If there is one candidate vying for the Liberal leadership who’s bucking the trend, it’s Joyce Murray.
The former British Columbia cabinet minister has made waves in the race not for her experience or her reams of lofty policy, but instead for her scheme to forge an electoral cooperation pact between the Liberals, Greens and NDP.
The maverick candidate has unleashed a torrent of policy papers that have hit everything from genetically modified foods to making sure that every Canadian has high-speed broadband access.
In February, Murray released policy papers on health and women’s issues. In them, she comes out in support of harm-reduction ideas that have proven controversial in her own party – creating safe injection sites and moving toward a regulated and legal sex-work industry.

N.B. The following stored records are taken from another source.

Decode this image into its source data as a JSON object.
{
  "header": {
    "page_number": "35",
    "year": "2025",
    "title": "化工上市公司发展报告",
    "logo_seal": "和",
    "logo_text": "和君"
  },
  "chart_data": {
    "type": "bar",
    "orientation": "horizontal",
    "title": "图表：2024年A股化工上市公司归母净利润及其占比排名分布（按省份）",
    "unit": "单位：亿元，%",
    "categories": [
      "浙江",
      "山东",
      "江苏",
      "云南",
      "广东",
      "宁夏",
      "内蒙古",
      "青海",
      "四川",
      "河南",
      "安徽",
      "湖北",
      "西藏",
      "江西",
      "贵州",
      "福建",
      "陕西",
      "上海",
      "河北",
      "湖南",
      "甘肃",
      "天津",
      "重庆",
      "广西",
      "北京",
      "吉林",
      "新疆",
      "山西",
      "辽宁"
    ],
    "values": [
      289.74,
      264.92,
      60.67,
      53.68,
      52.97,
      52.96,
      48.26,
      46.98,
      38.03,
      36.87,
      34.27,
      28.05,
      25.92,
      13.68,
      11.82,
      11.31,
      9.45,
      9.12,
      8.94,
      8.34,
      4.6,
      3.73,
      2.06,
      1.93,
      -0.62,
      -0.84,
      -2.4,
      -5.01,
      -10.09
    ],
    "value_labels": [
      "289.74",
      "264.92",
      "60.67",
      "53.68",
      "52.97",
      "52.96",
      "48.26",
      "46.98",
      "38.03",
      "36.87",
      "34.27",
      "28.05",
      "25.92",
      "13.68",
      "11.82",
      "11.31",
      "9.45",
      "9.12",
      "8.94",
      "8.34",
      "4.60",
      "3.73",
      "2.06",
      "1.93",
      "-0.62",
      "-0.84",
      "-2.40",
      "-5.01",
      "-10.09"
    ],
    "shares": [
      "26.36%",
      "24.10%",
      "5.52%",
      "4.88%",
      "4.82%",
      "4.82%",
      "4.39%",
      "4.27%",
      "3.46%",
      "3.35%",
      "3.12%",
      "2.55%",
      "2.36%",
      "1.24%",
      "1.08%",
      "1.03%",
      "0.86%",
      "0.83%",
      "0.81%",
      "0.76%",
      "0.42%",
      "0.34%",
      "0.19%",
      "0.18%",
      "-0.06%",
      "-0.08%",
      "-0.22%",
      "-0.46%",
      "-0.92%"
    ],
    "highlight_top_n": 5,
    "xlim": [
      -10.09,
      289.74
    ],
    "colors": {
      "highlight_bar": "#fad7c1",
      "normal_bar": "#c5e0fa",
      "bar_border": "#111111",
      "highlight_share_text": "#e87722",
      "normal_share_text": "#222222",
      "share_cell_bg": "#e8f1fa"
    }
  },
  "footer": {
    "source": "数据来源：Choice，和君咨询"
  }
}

Murray has consistently identified herself as the nerd in the class, digging deeper into policy questions than her competitors — on legalizing pot, for example, she has indicated that she wants to establish quality controls — yet it’s netted her nary a second look from the media in a race that is Justin Trudeau’s to lose and Marc Garneau’s to upset.
The MP for the affluent riding of Vancouver Quadra, who founded a multi-million-dollar tree-planting company with her husband, has used her joint nomination plan to attract democratic reform activists and steal some airtime from the front runners.
The idea, however, has proven divisive within the party and a matter of intense scrutiny in the media. (Murray laughed after I told her I’d asked all my questions: “I’m struck by the fact that this is the first interview in which the journalist hasn’t asked about my plan to work with the other parties.”)
Just the same, Murray has deflected a lot of the criticism thrown at her by her opponents — including an unflattering label as a tree-hugging hippie with no business experience by now-dropped-out candidate George Takach.
Murray, firing back, made it clear that she’s nobody’s tree-hugging hippie.
The deadline to register to vote for the Liberal leadership race is March 3, which is also the date of the next debate, to be held in Halifax.
Murray in her own words:
Fighting HIV/AIDS: “The federal government has done nothing to support or fund trials on treatment-as-prevention . . . We need to support this concept of identifying people, in an appropriate way, who have HIV/AIDS and ensuring that they have regular treatment because that’s far more effective as prevention than anything else I’m aware of.”
The trans rights bill: “In principle, I think it’s very important to identify where equality is not fully being applied in our country. If we have a principle of equality — regardless of gender, race, colour and creed — then we have to be vigorous in being inclusive.”
Gender equality: “I’m the only candidate in the race that appears to be talking about issues of concern to women, in terms of equity and in terms of strategies to reduce violence against women.”